Perdonar no es renunciar a nuestros derechos.
Perdonar no significa negociar los principios y los valores que nos definen o
doblegar la propia dignidad. Uno puede dejar de odiar a alguien y aun así
seguir defendiendo los derechos personales frente a ese individuo en
cuestión. No implica abdicar de lo que creemos justo, sino protegerlo sin
violencia física o psicológica
Si perdonar no es nada de lo anterior, ¿qué es
entonces? Es recordar sin odio, es extinguir el rencor y eliminar los deseos
de venganza. Es hacerle el duelo al resentimiento. Implica enfrentarnos a
nuestros enemigos sin odiarlos y movidos básicamente por la convicción. De
esto se tarta el perdón, de adquirir la tranquilidad del
alma, que tanto predicaban los antiguos griegos: la paz interior, para que luego se refleje fuera.

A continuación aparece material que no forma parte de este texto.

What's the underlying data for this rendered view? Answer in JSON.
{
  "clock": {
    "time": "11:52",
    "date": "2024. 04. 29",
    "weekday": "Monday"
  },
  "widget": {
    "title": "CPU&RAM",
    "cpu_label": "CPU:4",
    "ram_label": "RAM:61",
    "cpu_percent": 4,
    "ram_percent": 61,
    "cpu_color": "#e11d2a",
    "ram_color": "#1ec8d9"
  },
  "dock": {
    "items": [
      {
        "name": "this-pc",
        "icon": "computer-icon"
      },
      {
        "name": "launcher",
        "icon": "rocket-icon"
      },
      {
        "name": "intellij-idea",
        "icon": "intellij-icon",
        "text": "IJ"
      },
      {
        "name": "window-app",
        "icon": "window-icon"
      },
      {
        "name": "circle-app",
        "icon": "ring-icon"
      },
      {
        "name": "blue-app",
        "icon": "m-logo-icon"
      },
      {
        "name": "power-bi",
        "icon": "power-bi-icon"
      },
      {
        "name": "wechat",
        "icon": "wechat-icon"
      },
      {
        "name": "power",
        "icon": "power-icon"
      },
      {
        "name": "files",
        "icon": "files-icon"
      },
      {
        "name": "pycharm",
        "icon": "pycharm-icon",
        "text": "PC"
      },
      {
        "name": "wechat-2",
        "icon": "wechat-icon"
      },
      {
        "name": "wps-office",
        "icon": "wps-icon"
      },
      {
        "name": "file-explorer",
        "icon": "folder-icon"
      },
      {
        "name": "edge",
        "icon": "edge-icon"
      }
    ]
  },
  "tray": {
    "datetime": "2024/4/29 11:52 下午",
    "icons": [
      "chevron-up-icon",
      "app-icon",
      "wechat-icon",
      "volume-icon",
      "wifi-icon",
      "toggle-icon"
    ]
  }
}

¿Cómo llega uno a perdonar y a sentirse libre
internamente? Aunque existen muchos caminos que conducen al perdón señalaré
cuatro de los más importantes:
1.
El camino del amor. Cuando se ama de
verdad, cuando lo que se siente es un ágape profundo y honesto, el perdón
sobra. ¿Qué no le perdonaríamos a nuestros hijos? La respuesta es: le perdonaría
todo. ¿Cómo odiar a un hijo?
2.
.El camino de la comprensión. Requiere
ponerse en los zapatos del otro y tratar de buscar explicaciones que nos
ayuden a echar luz sobre el asunto. Entender empáticamente al prójimo
facilita el perdón. No hablo de “justificación” sino de discernimiento. A
veces es un regalo que le haces al otro.
3.
El camino del desgaste. La frase liberadora
es como sigue: “Me cansé de odiar”. Dejar el rencor por mera supervivencia:
“Odiarte me quita energía vital: me cansé de sufrir”. Es un regalo que uno se
hace a sí mismo para mejorar su calidad de vida.
4.
El camino de la comparación. Es una forma
de identificación por lo bajo. Al compararme con los “defectos” de la persona
que me hizo daño, la mente hace este análisis: “¿Cómo no perdonarte, si yo en
tu lugar hubiera hecho lo mismo”. Cuando descubrimos que en la situación del
otro hubiéramos actuado igual o de manera semejante, el rencor empieza a
tambalear.
Finalmente y a manera de conclusión, digamos que
el proceso psicológico y emocional que conlleva el perdón no es exclusivo, no
se necesitan dones especiales, ni pertenecer a una secta de iluminados.
Cualquiera puede hacerlo, si trabaja en ello y decide construir en vez
destruir, si decide crecer en vez de involucionar. Una cosa es segura: los
que logran perdonar, están más cerca del amor.